This method is almost identical to the process used for generating the OAuth tokens in the TwitteR
app, and a good description of how to do it can be found in this blog post.
However, I am feeling pretty lazy today and so I will just use the temporary method.
4 Ultra Running Community
With nearly 18,000 members, the Ultra Running Community Facebook page is a very active community of ultrarunners from around the world. Runners are able to ask questions, share blogs, and generally speak with like-minded individuals about everything from gear selection to how best to prevent chaffing when running. It’s been going since June 2012, so there are a fair few posts available to look through.

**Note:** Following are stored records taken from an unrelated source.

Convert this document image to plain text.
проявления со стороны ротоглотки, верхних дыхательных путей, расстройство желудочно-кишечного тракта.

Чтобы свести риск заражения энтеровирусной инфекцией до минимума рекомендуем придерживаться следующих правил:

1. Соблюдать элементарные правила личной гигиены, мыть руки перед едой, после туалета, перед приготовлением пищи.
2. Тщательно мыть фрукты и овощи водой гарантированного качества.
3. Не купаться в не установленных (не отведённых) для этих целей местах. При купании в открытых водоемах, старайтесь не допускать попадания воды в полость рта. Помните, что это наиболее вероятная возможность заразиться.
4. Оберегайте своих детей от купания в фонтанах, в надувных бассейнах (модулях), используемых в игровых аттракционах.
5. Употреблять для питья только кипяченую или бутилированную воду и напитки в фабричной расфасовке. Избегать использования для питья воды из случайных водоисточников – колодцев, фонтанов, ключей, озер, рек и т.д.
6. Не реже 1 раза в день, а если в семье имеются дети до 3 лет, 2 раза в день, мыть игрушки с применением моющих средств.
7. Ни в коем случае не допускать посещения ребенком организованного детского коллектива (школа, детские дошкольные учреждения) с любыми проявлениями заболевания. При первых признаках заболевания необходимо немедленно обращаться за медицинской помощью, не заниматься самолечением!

So let’s load in all of the posts from the URC page:
library("Rfacebook")
token <- "XXXXXX" ## Insert your temporary token from Graph API Explorer
URC <- getGroup("259647654139161", token, n=50000)
This command will create an object of class data.frame
containing the most recent 50,000 posts available in the Facebook Group with ID 259647654139161
(which is the internal ID for the Ultra Running Community page). The page was set up in June 2012 By Neil Bryant, and currently (as of 20th March 2017) contains a total of 24,836 posts. So this command will actually capture every single post.
The data.frame
is somewhat of the workhorse of R, and looks to the user like a spreadsheet like you would expect to see in Excel. Behind the scene it is actually a list of lists, with each column representing a particular measurement or descriptive annotation of that particular datum. The ideal situation is to design your data frame such that every row is an individual measurement, and every column is some aspect relating to that measurement. This can sometimes go against the instinctual way that you might store data, but makes downstream analyses much simpler.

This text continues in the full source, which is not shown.